WIC Groups Across Canada

CWIC Leaders

Meet our executive board.

Anika Tarasewicz, Chief Executive Officer

Anika completed her B.Sc. at the University of Ottawa and currently is a PhD candidate at the University of Toronto. Anika joined WICTO in September 2015 as the social media representative. During her time as social media representative, she expanded the group’s reach on social media, developed the Women of Influence series, and helped with several funding applications. The following two years (June 2016 – May 2018) Anika was Co-Chair of WICTO which allowed her to facilitate the creation of several new WICTO events and activities at the University of Toronto. Her proudest accomplishment was initiating the LOGIC retreat in May 2017 with a group of dedicated WICTO members.

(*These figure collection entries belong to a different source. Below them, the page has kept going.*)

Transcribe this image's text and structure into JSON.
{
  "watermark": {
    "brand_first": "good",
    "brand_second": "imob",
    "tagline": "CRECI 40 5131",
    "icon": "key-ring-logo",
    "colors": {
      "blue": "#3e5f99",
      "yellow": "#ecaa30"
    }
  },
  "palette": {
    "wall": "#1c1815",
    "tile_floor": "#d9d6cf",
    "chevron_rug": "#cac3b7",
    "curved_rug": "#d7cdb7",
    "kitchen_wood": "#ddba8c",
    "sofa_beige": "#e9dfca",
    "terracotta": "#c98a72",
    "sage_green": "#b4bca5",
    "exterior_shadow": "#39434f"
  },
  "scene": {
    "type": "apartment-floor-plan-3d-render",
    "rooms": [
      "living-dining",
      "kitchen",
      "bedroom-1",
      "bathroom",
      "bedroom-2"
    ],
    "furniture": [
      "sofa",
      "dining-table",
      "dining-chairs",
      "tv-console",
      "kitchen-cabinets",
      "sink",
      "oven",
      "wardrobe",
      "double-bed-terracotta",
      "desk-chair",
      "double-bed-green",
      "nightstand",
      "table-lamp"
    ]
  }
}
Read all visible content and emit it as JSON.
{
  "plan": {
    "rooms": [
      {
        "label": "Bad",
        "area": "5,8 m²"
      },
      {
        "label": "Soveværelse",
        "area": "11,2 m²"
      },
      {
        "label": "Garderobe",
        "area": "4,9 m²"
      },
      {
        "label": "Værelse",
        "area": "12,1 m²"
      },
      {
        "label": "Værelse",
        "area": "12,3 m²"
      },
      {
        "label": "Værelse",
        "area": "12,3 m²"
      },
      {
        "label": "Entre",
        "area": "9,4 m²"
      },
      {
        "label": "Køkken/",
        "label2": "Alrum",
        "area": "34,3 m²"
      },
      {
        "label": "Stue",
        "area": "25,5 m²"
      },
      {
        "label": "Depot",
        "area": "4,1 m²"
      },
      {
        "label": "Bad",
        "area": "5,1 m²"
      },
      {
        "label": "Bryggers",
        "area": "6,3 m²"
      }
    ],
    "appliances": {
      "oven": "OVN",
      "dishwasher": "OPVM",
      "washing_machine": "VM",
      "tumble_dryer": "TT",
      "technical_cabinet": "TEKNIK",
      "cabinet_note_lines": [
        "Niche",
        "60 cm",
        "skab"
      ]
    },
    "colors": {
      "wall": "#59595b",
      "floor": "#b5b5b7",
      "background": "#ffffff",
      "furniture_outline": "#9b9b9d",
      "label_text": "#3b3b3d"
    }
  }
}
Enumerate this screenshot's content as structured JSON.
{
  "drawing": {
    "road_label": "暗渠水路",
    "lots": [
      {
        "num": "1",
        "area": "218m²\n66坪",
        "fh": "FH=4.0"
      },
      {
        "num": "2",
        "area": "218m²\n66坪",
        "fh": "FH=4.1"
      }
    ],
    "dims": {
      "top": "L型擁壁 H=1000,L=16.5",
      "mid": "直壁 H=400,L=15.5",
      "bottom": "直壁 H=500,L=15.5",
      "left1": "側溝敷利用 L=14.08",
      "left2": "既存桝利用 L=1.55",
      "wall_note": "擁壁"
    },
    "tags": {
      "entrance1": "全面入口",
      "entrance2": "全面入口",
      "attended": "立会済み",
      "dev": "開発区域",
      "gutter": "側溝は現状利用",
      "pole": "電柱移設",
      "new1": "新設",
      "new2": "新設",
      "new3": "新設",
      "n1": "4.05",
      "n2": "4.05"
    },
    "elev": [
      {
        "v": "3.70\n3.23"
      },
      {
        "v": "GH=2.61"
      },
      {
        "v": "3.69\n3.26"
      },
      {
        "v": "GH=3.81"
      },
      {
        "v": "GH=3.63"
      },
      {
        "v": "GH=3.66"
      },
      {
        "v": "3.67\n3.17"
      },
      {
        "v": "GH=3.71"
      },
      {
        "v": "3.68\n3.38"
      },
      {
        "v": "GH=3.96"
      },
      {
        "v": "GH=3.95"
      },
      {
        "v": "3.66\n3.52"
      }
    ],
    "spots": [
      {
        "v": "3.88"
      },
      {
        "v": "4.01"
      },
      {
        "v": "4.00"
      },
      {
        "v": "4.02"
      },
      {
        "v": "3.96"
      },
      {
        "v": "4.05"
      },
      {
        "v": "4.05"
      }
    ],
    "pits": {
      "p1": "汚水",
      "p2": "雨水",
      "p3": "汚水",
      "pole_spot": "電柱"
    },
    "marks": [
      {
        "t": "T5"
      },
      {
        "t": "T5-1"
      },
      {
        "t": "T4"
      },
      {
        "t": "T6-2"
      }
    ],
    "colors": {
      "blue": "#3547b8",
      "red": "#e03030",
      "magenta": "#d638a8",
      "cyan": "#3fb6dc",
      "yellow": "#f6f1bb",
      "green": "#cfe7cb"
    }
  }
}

Elaheh Khozeimeh Sarbisheh, Chief Finance Officer

Anika completed her B.Sc. at the University of Ottawa and currently is a PhD candidate at the University of Toronto. Anika joined WICTO in September 2015 as the social media representative. During her time as social media representative, she expanded the group’s reach on social media, developed the Women of Influence series, and helped with several funding applications. The following two years (June 2016 – May 2018) Anika was Co-Chair of WICTO which allowed her to facilitate the creation of several new WICTO events and activities at the University of Toronto. Her proudest accomplishment was initiating the LOGIC retreat in May 2017 with a group of dedicated WICTO members.

Meagan Oakley, Chief Marketing Officer

Meagan was raised on the east coast of Canada and earned her B.Sc. at the University of Prince Edward Island. Her studies in computational chemistry continued at the University of Alberta where she is currently a PhD candidate. Meagan co-founded the UAlberta Working for Inclusivity in Chemistry group in April 2017 and hosted the Leaders Overcoming Gender Inequality in Chemistry (LOGIC) 2018 conference a year later. Outside the lab, she brews beer and bakes for her friends and family.

Nimrat Obhi, Chief Administrative Officer

Nim is originally from Ottawa and is currently a PhD candidate at the University of Toronto where she studies semiconducting polymers in the Seferos Group. She has been a proud member of WICTO since 2014 and has held positions as Events Coordinator, Co-Chair, and Seminar Series Coordinator. She is a current member of the CSC Working Group for Inclusivity, Diversity, and Equity (WIDE), and hopes to bring her commitment and passion for IDE to the CWIC team. In her spare time, Nim enjoys hiking, swimming, music, skiing, and is an avid cook.

Did You Know?

Numbers that are inspiring the creation of CWIC groups:

  • In 2013, women STEM graduates accounted for 16% of all university graduates aged 25-35, whereas men STEM graduates accounted for 36%.
  • Not only are women receiving fewer STEM undergraduate degrees than men, but in chemistry, this gap widens even further (36% to 26%) for women pursuing graduate studies.
  • Research has unequivocally demonstrated that diversity drives innovation.